In conclusion, we propose that CB1 receptors may represent a novel target for adjuvant therapies to prevent statin-induced myopathies and their toxic effects on muscle precursor cells. Although we could not reverse nor ameliorate here simvastatin-induced myotoxicity with CB1 agonizts (which would have little therapeutic use anyway, due to their unwanted psychotropic effects), our results, based on the worsening effects of rimonabant in particular observed when given in co-administration with the PKC inhibitor GF109203X, open the way to CB1 receptor signaling as a promising target against statin-induced myotoxicity. Conversely, the proposed use of CB1 receptor antagonists as anti-atherogenic drugs [45] in combination with statins might need to be rediscussed based on our present results.
Last but not least, we studied here only the effect of the acid form of simvastatin. A research article by Skottheim et colleagues demonstrates that in skeletal muscle cells, simvastatin lactone (a pro-drug) shows about 37-fold higher potency than simvastatin acid in inducing cell toxicity [46]. Thus, future investigations are needed also to distinguish the effect of the acid vs lactone form of simvastatin on CB1 expression and signaling.
Materials and methods
Animal model and drug treatment
The Animal Study Protocol (IACUC; 481/2023) was approved by the Italian Ministry of Health and Ethics Committee for the use of experimental animals being conformed to guidelines for the safe use and care of experimental animals following the Italian D.L. no. 116 of 27 January 1992 and associated guidelines in the European Communities Council (86/609/ECC and 2010/63/UE). In this study, 5 weeks old male C57BL/6 mice were purchased from Charles River Laboratories (Milan IT).

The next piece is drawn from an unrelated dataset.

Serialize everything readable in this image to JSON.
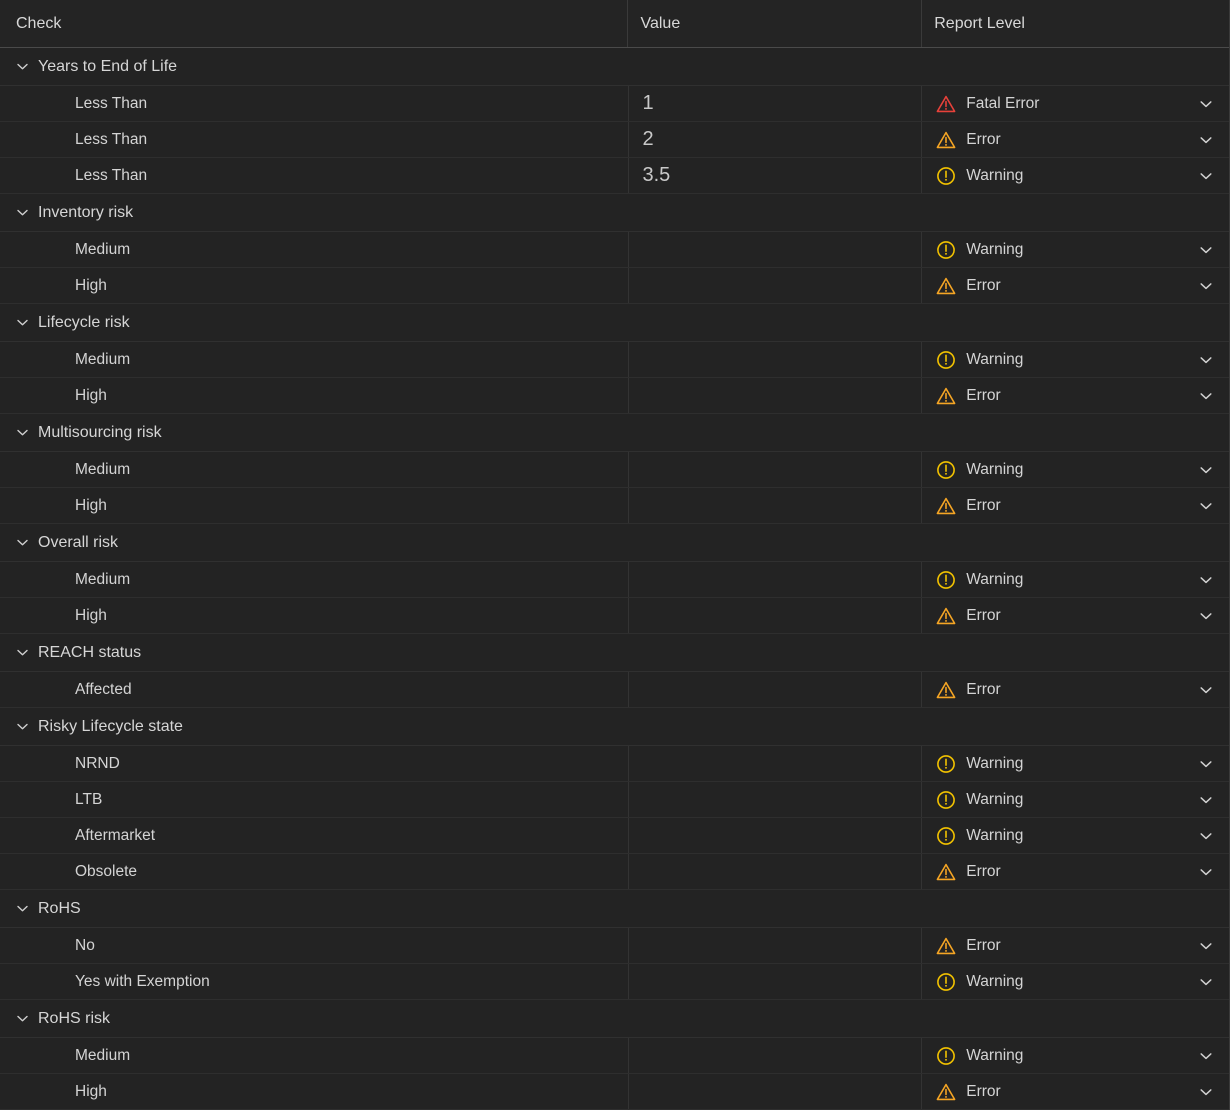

All mice were housed in ventilated cages with a 12-h light-dark cycle and received standard mouse chow (Harlan Teklad) and water ab libitum. Animals were randomly subdivided into four groups receiving (a) vehicle (dimethyl sulfoxide – DMSO 0.03%, Cat# 276855 Merk) dissolved in water; (b) simvastatin 20 mg kg−1 (Cat# S6196 Merk); (c) ACEA 2.5 mg kg−1 and (d) rimonabant 0.5 mg kg−1 following published procedures [16, 26].
Each drug (or vehicle) was administered by oral gavage for 30 days [26]. The experimenter(s) performing the treatments and locomotor testing was blind to the genotype and treatment. Animals were anaesthetized with enflurane inhalation before being sacrificed. All efforts were made to minimize the number of animals used and their suffering.
Grip strength test
To test the forelimb strength, control and simvastatin-treated mice were handled by the base of the tail and allowed to grasp four weights of 20, 33, 46, and 59 g. If the mouse dropped the first weight (20 g) in less than 3 s (s), we tried the same weight again a maximum of three times. If the mouse held it for 3 s, then we tried it on the next heaviest weights. The mouse was assigned the maximum time/weight achieved. The final total score is calculated as the product of the number of links in the heaviest chain held for the full 3 s, multiplied by the time (s) it is held [47].
Cell culture and reagents
Murine C2C12 myoblasts were propagated in a growth medium (GM) composed of Dulbecco’s modified Eagle’s medium (cat# 11995065; Life Technologies) supplemented with 10% fetal bovine serum (FBS, cat# 16000044; Life Technologies), 5000 U/ml penicillin plus 5000 µg/ml streptomycin (cat# 15070063; Life Technologies), and 1% L-glutamine (cat# A2916801; Life Technologies). Proliferating C2C12 cells were differentiated into myotubes following their exposure in a differentiation medium (DM) composed of Dulbecco’s modified Eagle’s medium supplemented with 2% horse serum heat-inactivated (cat# 26050070, Merk) for four days [47]. C2C12 cells were routinely tested for mycoplasma contamination using PCR Mycoplasma Test Kit (cat# MP0050).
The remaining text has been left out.